Buck of Plants Unlimited in Rockport was impressed by three different black petunias, especially “Black Velvet.” There is also a black pinstriped one he likes.
Estabrook is high on some new Calibrachoa, common name Million Bells, in the Proven Winner line.
” ‘Coral Berry Punch’ and ‘Blackberry Punch’ are absolutely stunning,” he said. “I think they are going to be big sellers.”
Two heucheras, or coral bells, he admires are bicolors called “Lime Marmalade” and “Berry Smoothie.” He especially likes “Berry Smoothie,” which is a purplish red with dark veins running through it.
Palmer had an interesting take on “new,” saying he is “not sure what constitutes ‘new’ any more. Years ago, there were really new, novel, unique plants never seen before in the perennial world. Today, the nuances in new are hard to see.”
Among the ones he mentioned are Papaver “Place Pigalle,” an Oriental poppy with white petals surrounded by a vermillion edge; Helianthus “Sunshine Daydream,” an exquisite summer-blooming member of the sunflower family with large, 2.5-inch double-petaled yellow blossoms; and the “Milk and Honey” astilbe.

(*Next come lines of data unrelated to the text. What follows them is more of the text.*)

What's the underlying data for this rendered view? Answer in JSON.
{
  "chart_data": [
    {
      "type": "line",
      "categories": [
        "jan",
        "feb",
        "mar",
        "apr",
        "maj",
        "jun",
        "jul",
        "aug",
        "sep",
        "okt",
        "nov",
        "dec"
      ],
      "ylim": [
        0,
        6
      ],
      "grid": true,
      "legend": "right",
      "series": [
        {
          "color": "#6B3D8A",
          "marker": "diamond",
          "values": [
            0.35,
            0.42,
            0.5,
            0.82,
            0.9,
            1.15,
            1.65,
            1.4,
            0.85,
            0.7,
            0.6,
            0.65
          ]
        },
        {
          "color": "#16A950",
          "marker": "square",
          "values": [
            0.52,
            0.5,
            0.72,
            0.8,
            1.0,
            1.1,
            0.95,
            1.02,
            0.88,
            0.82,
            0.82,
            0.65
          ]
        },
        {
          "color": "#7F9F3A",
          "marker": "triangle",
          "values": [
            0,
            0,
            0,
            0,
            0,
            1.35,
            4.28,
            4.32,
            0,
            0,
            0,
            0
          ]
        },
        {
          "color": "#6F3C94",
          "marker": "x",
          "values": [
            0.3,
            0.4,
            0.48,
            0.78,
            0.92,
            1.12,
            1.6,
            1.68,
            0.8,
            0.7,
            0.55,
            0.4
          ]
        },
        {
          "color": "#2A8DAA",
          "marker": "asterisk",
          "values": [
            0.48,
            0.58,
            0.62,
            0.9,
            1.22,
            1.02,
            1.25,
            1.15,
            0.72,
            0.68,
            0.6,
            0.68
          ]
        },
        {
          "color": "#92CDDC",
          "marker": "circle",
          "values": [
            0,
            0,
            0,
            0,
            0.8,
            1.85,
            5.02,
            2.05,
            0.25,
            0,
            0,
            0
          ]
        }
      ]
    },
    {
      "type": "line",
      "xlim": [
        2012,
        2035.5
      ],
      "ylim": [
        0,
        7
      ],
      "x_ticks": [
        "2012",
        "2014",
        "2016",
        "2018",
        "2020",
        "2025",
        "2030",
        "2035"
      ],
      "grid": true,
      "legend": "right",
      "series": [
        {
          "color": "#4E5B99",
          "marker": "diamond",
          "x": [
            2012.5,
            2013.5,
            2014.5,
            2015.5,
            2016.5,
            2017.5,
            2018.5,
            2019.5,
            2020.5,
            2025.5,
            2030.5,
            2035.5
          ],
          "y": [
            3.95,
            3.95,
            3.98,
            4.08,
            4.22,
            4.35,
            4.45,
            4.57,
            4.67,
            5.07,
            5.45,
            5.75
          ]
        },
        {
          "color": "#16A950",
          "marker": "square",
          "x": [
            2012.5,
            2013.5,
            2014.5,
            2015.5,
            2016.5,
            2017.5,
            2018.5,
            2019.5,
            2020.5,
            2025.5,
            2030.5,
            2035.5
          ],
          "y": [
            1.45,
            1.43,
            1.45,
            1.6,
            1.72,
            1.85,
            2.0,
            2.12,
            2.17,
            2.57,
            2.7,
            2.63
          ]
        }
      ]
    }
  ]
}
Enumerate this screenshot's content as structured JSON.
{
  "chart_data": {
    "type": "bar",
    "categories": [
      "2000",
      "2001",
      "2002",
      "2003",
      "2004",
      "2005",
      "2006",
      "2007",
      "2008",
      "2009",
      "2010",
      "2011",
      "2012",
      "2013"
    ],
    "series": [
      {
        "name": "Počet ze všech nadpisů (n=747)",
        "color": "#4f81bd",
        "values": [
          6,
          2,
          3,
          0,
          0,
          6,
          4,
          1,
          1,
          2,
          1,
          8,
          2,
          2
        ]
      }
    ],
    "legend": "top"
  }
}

“Since this is a chinensis form, it is — among astilbes — relatively tolerant of dry conditions,” Palmer said. “Charming white blossoms appear in early August.”
He also said he gave the “Pink Penny” geranium a trial and was impressed. “An early summer pink-blooming variety reaching 12 inches in height but having a broader spread to 24 inches,” he said. It will bloom sporadically through the rest of the season and turn copper color in the fall.
O’Donal, meanwhile, is excited about the Barth line of daylilies.
O’Donal’s purchased the line — created by Dr. Joseph Barth in Alna and continued by his son, Nicholas Barth, in Dresden — last summer. But this year, there will be more of them for sale at the Gorham nursery.
Nick Barth looks for daylilies that have a branching, candelabra form with multiple stems and blossoms.